VNC over SSH

ebberz

Member
Oct 8, 2009
36
0
0
I'm sure this has been asked before but couldn't pick it out via the search.

I've got a Centos v6.4 server running on a VM however I want to try connecting to it as if it was a standard machine from my Windows 7 client machine.

The easiest method I could see was to use putty and configure the SSH tunnels with a source port of 5900 and destination port of localhost:5900.

So I can make the ssh connection and login, however when firing up tightVNC and pointing the client at localhost::5900 (or just localhost on its own using the default) I get a connection has been gracefully closed.

Can't see a logfile for it, there's nothing in /var/log/messages on the target host, DISPLAY on the server is set to :0.0.

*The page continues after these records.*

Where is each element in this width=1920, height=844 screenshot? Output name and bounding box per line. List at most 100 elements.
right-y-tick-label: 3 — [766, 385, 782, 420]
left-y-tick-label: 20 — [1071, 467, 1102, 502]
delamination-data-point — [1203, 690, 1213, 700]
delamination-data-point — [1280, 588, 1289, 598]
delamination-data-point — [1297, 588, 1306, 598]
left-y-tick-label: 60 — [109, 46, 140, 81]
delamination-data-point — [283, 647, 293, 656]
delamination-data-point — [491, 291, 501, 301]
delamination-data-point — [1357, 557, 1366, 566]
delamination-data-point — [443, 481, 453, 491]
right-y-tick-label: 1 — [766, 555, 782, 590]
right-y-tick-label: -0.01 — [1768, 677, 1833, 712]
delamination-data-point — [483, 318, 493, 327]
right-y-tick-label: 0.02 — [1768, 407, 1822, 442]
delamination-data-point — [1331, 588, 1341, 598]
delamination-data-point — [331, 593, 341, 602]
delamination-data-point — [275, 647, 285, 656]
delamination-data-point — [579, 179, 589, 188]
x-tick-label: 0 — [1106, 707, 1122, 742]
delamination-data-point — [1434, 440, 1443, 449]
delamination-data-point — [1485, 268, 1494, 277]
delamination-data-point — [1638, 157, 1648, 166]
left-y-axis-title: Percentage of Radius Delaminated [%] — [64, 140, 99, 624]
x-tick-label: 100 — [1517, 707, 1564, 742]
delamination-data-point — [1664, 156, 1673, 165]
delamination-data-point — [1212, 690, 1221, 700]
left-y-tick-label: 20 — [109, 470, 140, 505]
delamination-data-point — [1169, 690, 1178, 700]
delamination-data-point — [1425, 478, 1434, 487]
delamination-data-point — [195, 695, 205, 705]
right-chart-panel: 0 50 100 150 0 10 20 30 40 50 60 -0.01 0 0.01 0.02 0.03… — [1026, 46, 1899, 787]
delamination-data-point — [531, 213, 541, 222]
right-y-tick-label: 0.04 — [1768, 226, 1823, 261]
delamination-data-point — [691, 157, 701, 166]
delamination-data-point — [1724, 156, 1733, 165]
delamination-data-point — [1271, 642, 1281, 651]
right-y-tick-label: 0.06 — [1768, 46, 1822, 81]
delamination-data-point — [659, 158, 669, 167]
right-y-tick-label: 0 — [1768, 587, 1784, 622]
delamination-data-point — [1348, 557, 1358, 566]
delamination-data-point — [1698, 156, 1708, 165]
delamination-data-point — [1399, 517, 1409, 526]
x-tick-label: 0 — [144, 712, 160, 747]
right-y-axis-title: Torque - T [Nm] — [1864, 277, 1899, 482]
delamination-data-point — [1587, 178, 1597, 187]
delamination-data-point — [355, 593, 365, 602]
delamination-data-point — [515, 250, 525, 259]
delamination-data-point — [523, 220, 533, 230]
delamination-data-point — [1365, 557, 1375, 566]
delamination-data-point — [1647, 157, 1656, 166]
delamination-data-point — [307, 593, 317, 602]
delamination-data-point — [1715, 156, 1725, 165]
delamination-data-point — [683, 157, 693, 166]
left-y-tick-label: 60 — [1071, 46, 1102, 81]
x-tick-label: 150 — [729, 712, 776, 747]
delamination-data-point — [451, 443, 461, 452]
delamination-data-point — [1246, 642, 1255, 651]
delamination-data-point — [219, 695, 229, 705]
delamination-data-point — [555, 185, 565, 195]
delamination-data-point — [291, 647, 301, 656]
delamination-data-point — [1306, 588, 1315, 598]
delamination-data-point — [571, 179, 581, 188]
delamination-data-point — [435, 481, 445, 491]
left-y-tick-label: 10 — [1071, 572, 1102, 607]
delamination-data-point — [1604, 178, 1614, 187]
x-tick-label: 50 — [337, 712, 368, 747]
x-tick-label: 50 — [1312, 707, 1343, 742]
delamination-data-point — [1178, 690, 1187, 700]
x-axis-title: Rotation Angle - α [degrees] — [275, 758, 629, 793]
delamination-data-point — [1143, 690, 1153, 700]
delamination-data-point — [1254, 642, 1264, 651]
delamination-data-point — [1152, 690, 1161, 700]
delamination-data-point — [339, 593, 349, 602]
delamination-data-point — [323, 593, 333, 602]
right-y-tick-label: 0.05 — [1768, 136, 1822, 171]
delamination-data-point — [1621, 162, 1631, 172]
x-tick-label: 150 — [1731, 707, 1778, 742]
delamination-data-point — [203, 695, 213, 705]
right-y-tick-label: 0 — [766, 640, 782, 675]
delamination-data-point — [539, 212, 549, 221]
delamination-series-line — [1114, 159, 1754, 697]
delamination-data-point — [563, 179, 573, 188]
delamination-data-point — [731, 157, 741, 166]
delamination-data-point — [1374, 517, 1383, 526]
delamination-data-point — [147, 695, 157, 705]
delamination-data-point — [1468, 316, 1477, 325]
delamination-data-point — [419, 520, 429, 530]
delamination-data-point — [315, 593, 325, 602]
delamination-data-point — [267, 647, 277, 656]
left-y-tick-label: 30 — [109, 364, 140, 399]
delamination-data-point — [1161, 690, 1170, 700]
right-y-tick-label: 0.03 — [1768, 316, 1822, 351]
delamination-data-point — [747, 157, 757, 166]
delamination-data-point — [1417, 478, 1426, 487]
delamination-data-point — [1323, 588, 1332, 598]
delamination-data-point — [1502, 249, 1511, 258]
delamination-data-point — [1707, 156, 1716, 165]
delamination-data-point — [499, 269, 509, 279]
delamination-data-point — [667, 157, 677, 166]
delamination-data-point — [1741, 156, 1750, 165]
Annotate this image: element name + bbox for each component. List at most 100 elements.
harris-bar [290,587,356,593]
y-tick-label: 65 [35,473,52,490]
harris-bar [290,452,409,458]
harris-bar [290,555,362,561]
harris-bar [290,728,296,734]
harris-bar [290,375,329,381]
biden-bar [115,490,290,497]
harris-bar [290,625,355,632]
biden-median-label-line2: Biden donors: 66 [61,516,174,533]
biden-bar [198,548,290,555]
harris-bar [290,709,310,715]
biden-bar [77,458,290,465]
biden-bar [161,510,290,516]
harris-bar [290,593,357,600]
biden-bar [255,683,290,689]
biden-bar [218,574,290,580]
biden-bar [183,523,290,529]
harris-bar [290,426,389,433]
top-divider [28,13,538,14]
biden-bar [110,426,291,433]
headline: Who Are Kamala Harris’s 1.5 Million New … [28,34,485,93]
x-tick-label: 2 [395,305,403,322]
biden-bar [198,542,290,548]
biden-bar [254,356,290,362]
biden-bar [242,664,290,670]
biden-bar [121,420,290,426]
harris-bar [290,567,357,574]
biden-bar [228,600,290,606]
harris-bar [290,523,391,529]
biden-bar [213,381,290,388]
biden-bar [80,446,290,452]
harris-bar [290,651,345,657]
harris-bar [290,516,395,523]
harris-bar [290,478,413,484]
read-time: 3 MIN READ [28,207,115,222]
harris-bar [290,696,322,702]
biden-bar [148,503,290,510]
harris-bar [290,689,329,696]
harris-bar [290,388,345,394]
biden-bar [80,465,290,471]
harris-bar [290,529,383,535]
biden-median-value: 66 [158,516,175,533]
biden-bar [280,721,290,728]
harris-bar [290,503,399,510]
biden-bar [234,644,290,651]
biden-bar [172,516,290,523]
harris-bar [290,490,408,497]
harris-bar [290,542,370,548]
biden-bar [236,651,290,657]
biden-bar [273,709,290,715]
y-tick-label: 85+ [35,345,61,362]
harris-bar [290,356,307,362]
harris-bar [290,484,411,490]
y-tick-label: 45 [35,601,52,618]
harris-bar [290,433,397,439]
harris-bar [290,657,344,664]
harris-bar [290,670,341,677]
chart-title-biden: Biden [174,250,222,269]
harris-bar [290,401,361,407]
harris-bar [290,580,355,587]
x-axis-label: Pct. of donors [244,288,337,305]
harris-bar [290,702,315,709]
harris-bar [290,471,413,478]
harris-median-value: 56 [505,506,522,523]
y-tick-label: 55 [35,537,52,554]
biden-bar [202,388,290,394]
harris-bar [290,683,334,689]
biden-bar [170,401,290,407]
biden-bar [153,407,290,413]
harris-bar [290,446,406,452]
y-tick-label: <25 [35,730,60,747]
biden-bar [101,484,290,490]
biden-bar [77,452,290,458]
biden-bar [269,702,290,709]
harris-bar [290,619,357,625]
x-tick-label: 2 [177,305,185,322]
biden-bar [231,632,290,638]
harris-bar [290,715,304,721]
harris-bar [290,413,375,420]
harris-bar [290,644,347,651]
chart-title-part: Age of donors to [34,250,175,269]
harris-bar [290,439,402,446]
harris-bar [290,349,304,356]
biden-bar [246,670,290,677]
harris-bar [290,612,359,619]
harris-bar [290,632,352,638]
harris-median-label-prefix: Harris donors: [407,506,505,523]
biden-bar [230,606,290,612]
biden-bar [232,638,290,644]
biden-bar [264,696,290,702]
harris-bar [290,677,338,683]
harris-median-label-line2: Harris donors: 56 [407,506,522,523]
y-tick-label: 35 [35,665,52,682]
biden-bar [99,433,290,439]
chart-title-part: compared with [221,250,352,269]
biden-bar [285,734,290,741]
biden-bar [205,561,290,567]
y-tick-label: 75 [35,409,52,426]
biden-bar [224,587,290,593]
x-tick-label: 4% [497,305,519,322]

Not sure where I need to look to sort it?
Thanks
 

smakme7757

Golden Member
Nov 20, 2010
1,487
1
81
Doesn't VNC encrypt the connection? Is there any reason why you first want to tunnel with SSH and then use VNC?
 

Red Squirrel

No Lifer
May 24, 2003
70,032
13,493
126
www.anyf.ca
I've seen this before, I think it has to do with a slow connection or improper tunnel. Do double check that the port and server match up though. Remember localhost:port is localhost on the server you are SSHing into. Sometimes VNC ends up on 5901 for some reason. Also locally instead of connecting to localhost try connecting to 127.0.0.2 or something. (anything in 127.0.0.0/8 range is localhost)

SSH tunnel is the way to go for this though, you don't want to open up the VNC port to the public. it makes another potential attack avenue. Have SSH open only and setup fail2ban for brute force protection. Idealy use another port for SSH too. Keeps your log files clean from all the bots.